PETALING JAYA: It is almost becoming part and parcel of stories about the risks of online shopping.

Delivery and courier companies are cautioning online shoppers of scam tactics. Some of these scams even involve victims being tricked into divulging their personal details.

The phishing tactic would see scammers randomly send out messages to recipients, claiming a delivery is pending and buyers need only click on a given link for more details of their parcel.

ALSO READ: Victim: I bought chairs, but got face masks instead

Often, the scammers would request for a minimal “delivery fee” of a few ringgit from their victims just so they could secretly record the smartphone activities including their online banking details such as the login name and password.

In a recent case, a woman lost about RM2,350 after she was tricked into making a RM1.75 “delivery fee” payment for a parcel she never received.

Ninja Van Malaysia chief sales officer Fariz Maswan said the company recorded over 17,000 scam-related cases last year with 40% of it occurring in the Klang Valley alone.

“We already have more than 3,500 reports in the first three months this year,” said Fariz in a statement to The Star.

He said scammers had sent out messages under his company’s name to hoodwink victims into paying for parcels they never ordered.

“Some victims received parcels they never ordered and were pressured to pay under Cash on Delivery (COD) terms.

“Others get fake delivery messages of what we call ‘ghost scams’,” he said.

“We are actively educating the public through our social media channels, sharing scam alerts and tips on how to spot red flags in such deceptions.

“We are also working with the government and we hope to stay ahead of the scammers.

“This will help Malaysians shop online with more confidence,” Fariz said.

Pos Malaysia’s chief operations officer Zaini Yahman said similar complaints of such fake calls and messages were also received by the company’s clients.

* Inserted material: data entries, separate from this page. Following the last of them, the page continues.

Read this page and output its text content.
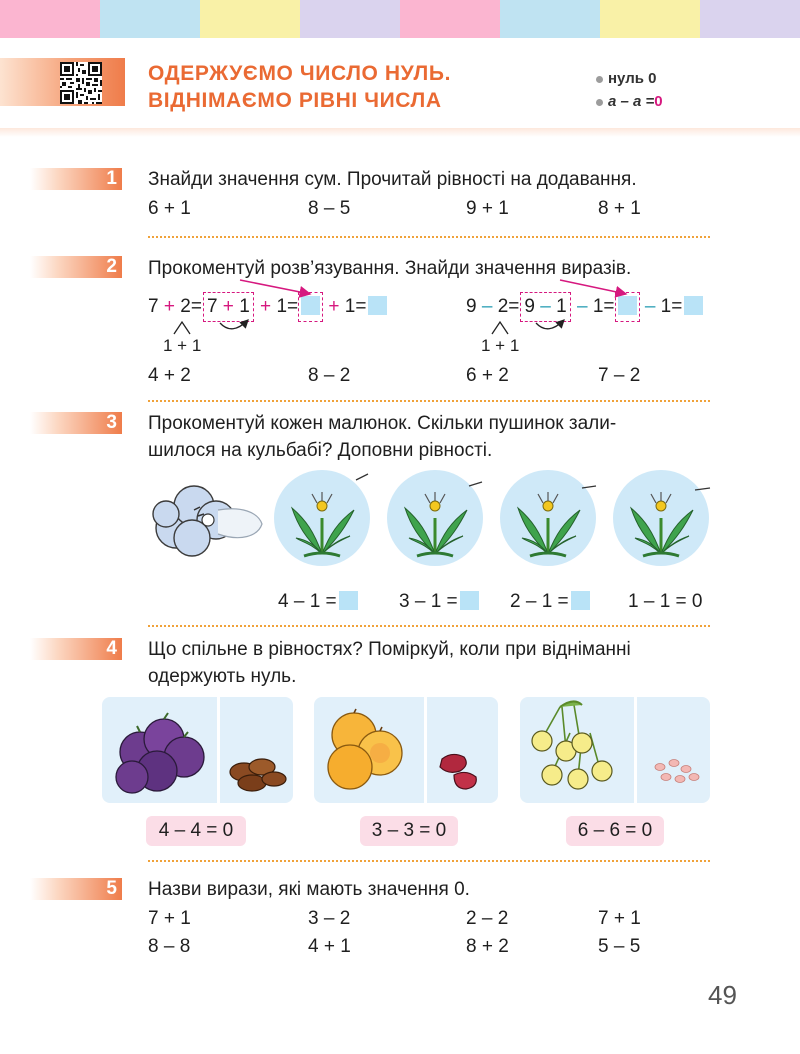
ОДЕРЖУЄМО ЧИСЛО НУЛЬ.
ВІДНІМАЄМО РІВНІ ЧИСЛА
нуль 0
a – a =0
1 Знайди значення сум. Прочитай рівності на додавання.
6 + 1	8 – 5	9 + 1	8 + 1
2 Прокоментуй розв’язування. Знайди значення виразів.
7 + 2= 7 + 1 + 1= + 1=
1 + 1
9 – 2= 9 – 1 – 1= – 1=
1 + 1
4 + 2	8 – 2	6 + 2	7 – 2
3 Прокоментуй кожен малюнок. Скільки пушинок зали-
шилося на кульбабі? Доповни рівності.
4 – 1 =	3 – 1 =	2 – 1 =	1 – 1 = 0
4 Що спільне в рівностях? Поміркуй, коли при відніманні
одержують нуль.
4 – 4 = 0	3 – 3 = 0	6 – 6 = 0
5 Назви вирази, які мають значення 0.
7 + 1	3 – 2	2 – 2	7 + 1
8 – 8	4 + 1	8 + 2	5 – 5
49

“These fraudulent messages ask the recipients to update personal details such as addresses and banking information by clicking on malicious links or downloading APK files,” said Zaini.

He cited a case last year where a customer’s mobile number was compromised when she received a short message service (SMS) claiming her parcel could not be delivered.

“The message included a link to change the delivery date but it did not mention any specific shipment details.

“The customer was redirected to a page where a fee of RM1.37 was requested for a re-delivery.

“Unfortunately, when she proceeded to pay the fee, a charge of RM2,334.58 was imposed and the funds were siphoned from her account. It turned out to be a phishing link.

“When victims provide the information the scammers seek, their accounts are hacked into and lead to unauthorised cash withdrawals,” he said.

Malaysian eHailing Association chief activist Jose Rizal said another scamming trend that has been identified is when scammers attempt to access personal accounts, posing as delivery riders and request for the one-time passwords (OTPs) under the guise of verifying deliveries.

“Victims are told they have a pending delivery and in order to receive their parcel, they would need to click on a given link and pay a fee for ‘Customs Department taxes’ or ‘delivery charges’,” said Jose.

“We have urged delivery companies to further enhance the identification of their delivery riders and provide proper digital proof to prevent customers from falling victim to such scams involving the delivery of parcels,” said Jose.